When Goran Basaric first encountered the public spaces of Vancouver (in 1994, when he emigrated from Yugoslavia with his wife), he remembered the pictures he used to look at on the trains that took him to the Adriatic coast of Yugoslavia when he was a child, and every year his parents would send him with other skinny kids (as he tells it) to summer camp, where his health would be improved by the salubrious coastal air. The train left Belgrade in the evening, so it was dark outside, and the photographs on the walls of the coaches were the only thing to look at. They were black-and-white scenic views of resorts and tourist destinations: seascapes, castles, monuments and forts, and they had deep skies filled with billowing white clouds; in the morning he would awaken to the smell of the seaside and the coastal vegetation and the low warm sun burning in from the east.
It was a magical time, and he was recalled to it by a certain extravagance of the scene in Vancouver when he went with his infant son to walk in the parks in the late afternoon; he could feel the nearness of the ocean of that time long ago, and a sense of a slightly ludicrous juxtaposition of the two coastal places.He was a photographer, and so it was natural for him to consider the appearances that put him in such a mindful state: the wide-angle spread of foliage and low sky, the great embrace of late-day shadows in the northern light (an embrace in which his own silhouette was to be found, outlined in light), and the autonomous demeanour of the people who inhabit or rather are to be seen passing through those spaces: wedding couples, skateboarders, cyclists, runners, strollers, teenagers and children: all more or less oblivious to each other, acting out their leisure scripts in worlds of their own.
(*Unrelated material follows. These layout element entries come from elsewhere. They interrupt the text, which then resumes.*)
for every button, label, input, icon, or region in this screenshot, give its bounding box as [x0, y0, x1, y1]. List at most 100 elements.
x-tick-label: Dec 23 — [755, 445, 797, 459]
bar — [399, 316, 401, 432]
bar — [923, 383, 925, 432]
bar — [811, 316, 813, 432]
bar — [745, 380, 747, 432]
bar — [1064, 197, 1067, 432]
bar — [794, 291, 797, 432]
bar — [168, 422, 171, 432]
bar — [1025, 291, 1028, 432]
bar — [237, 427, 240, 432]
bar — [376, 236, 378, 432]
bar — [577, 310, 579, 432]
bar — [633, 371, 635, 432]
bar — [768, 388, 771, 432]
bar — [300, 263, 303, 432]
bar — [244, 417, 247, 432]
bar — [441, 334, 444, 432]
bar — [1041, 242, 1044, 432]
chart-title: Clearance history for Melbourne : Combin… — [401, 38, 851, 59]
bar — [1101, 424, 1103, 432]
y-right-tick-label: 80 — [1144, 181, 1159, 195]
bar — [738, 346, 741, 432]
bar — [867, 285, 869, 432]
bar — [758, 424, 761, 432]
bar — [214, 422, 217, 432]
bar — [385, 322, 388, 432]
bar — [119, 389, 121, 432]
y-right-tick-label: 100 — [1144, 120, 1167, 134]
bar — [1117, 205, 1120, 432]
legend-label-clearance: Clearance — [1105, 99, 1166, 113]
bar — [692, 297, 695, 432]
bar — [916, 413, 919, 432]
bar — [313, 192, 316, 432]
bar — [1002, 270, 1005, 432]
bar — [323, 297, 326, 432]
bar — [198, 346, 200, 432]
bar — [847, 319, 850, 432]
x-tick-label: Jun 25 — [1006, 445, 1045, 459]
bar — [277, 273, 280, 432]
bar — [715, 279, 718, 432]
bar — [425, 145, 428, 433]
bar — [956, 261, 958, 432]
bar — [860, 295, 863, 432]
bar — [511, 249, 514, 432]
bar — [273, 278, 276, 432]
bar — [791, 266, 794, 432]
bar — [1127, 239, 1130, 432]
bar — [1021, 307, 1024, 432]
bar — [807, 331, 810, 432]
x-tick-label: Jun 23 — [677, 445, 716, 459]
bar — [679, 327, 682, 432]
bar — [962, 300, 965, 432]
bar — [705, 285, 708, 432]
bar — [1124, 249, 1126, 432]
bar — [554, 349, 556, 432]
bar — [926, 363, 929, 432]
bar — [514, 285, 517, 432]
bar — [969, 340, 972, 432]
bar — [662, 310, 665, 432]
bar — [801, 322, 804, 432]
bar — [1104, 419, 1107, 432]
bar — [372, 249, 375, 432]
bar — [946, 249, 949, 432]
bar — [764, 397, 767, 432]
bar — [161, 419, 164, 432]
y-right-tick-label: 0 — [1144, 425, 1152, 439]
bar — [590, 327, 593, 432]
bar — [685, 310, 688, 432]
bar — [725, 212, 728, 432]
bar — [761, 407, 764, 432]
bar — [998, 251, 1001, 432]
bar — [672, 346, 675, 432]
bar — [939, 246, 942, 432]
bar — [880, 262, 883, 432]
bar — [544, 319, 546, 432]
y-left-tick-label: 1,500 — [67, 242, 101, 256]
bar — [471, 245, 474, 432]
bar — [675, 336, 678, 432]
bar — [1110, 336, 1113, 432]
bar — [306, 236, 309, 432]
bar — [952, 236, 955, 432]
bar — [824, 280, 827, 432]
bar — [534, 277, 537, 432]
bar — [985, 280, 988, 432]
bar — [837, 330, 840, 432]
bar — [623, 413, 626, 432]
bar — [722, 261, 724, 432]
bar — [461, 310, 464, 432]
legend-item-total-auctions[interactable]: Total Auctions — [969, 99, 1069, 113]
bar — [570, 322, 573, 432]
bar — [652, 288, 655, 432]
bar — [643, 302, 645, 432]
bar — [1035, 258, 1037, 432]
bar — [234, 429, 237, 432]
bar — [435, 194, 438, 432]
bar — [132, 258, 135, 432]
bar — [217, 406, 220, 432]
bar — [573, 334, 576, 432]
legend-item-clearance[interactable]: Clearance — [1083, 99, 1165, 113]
This apparent unconcern that people displayed toward each other seemed to him to be particularly Canadian. He began to see the world in these rather grand public spaces, themselves only half-seen, as a staging ground for private lives, coloured by a distant note of the ludicrous. Everything was connected by juxtaposition and perhaps little else.
He had brought with him from Yugoslavia a Russian panoramic camera with a moving lens that embraced an angle of view close to that of normal vision; a friend gave him four hundred feet of stale-dated movie film and he set out with the camera to encounter these spaces as he went walking with his son in the afternoons after work (he had a job in a portrait studio). As he tells the story now, the wide angle of the camera tended to reduce things in the distance that might be felt to be looming in reality, and it tended to overstate things nearby. This interaction between foreground and background became the subject of a formal study that eventually led him to a photography that combines the bucolic and the urban, the private and the public; a photography imbued with the dreamlike quality of worlds of leisure, of fleecy clouds and long shadows informed by memories of childhoods in distant places, exuberant juxtapositions and the promise of serendipity at every glance.
Early writers on photography made the claim that the camera enabled Nature not only to imitate Art, but to imitate the Artist, a claim that was largely abandoned in the late twentieth century. These photographs by Goran Basaric, which seem as much to be given as to be taken or made, remind us of that early claim: in these images the world itself seems to render its own appearance.